Nella situazione di incertezza che stiamo vivendo il Papa ci indica la necessità del discernimento come strada per capire cosa lo Spirito stia suggerendo tanto nella vita della singola persona quanto in quella della nostra Associazione. “Lo Spirito parla e agisce attraverso gli avvenimenti della vita di ciascuno, ma gli eventi in se stessi sono muti o ambigui, in quanto se ne possono dare interpretazioni diverse. Illuminare il significato in ordine ad una decisione richiede il percorso di discernimento” (I giovani, la fede e il discernimento vocazionale, Documento preparatorio al XV Sinodo dei Vescovi)
Proprio perché gli avvenimenti della vita hanno una loro ambiguità il primo passaggio da fare è quello di imparare a riconoscere gli effetti che tali fatti hanno nella vita della persona. Il cuore umano è continuamente sollecitato da molteplici stimoli che rischiano di sballottare la persona come una foglia d’autunno portata dal vento. Nonostante le buone intenzioni e i propositi che possono nascere da quelle che vengono chiamate “esperienze forti” quali un campo scuola, un’esperienza di servizio, un momento di ritiro spirituale, nella concretezza dell’ordinario sappiamo tutti della fatica nel mantenere fede a quell’intuizione che ha anche solo per un momento riscaldato il nostro cuore. Che fare allora?
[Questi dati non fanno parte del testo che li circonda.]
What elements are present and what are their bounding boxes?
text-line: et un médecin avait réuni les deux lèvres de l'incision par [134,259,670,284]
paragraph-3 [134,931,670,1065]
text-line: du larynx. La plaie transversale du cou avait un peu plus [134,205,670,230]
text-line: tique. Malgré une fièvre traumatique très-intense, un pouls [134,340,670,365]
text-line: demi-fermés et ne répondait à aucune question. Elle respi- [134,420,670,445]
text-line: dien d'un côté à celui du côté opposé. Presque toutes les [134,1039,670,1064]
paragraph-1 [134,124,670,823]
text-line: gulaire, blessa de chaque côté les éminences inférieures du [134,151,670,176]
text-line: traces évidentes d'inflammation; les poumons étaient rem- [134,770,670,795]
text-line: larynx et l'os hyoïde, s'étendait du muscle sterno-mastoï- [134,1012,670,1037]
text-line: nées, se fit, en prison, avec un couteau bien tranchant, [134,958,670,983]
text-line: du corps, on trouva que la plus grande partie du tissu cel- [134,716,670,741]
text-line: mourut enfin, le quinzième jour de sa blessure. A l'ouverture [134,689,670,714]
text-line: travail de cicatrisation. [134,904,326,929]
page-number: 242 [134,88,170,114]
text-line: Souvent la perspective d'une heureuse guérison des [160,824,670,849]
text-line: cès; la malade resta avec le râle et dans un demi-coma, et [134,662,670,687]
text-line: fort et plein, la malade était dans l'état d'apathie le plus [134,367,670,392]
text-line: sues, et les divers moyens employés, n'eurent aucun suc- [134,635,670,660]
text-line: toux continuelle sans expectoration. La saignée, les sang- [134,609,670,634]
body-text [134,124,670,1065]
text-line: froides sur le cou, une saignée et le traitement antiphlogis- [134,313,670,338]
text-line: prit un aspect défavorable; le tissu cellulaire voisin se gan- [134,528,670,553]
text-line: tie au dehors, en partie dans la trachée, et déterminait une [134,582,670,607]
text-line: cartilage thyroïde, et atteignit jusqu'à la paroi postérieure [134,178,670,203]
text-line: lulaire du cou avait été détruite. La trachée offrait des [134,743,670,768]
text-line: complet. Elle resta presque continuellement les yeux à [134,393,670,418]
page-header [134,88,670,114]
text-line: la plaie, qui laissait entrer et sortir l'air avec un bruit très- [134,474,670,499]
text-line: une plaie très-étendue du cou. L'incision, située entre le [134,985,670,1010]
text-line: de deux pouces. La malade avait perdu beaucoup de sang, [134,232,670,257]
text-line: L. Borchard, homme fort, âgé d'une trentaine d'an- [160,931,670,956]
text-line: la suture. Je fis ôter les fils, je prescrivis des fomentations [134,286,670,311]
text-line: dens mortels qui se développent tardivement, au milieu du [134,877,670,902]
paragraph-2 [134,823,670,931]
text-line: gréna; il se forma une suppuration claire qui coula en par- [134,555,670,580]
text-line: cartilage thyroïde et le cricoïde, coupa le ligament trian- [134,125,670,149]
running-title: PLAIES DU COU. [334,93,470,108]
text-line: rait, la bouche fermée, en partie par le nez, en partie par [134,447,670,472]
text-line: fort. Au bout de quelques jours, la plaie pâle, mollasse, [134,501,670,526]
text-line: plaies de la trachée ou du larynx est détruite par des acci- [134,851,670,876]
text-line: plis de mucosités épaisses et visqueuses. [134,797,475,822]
Credo che il punto di partenza sia quello di imparare a fare il punto sulla propria vita cogliendone in essa un intreccio reale di salvezza. Fare memoria della propria della storia (in Azione Cattolica abbiamo ben 150 anni di storia da ricordare), vuol dire acquisire la consapevolezza dell’importanza di ogni singolo passaggio perché in esso è contenuto un potenziale di vita, un appello che merita di essere riconosciuto e ascoltato. In questo sappiamo di inserirsi nella tradizione più antica della Chiesa. Già Evagrio Pontico nel 399 ricordava: “Se vuoi conoscere Dio devi prima conoscere te stesso” e prima di lui Clemente di Alessandria nel 211 scriveva: “Conoscere se stessi a quanto pare, è l’insegnamento più grande fra tutti. Infatti chi conosce se stesso conoscerà Dio”. Se l’uomo è immagine di Dio il conoscere se stessi vuol dire riconoscere Dio che si riflette in lui.
Credo che si inserisca in questa logica il richiamo associativo all’adesione. Aderire vuol dire collocare se stessi nell’orizzonte più ampio di un gruppo di credenti che si aiutano a leggere e a riconoscere la propria vita come storia di popolo che si pone al servizio della Chiesa per far crescere il Regno. Aderire diventa così la scelta di un cristiano adulto che non può pensarsi da solo e che insieme ad altri battezzati sente la bellezza e la gioia di scoprire l’appello del Vangelo che diventa vita nelle scelte ordinarie di ogni giorno. Aderire è accettare di non capire fino in fondo le cose e chiedere aiuto in un lavoro condiviso per vedere meglio e più in profondità secondo i gemiti dello Spirito.
Aderire è gesto creativo e generativo che diventa lode, stupore, impegno.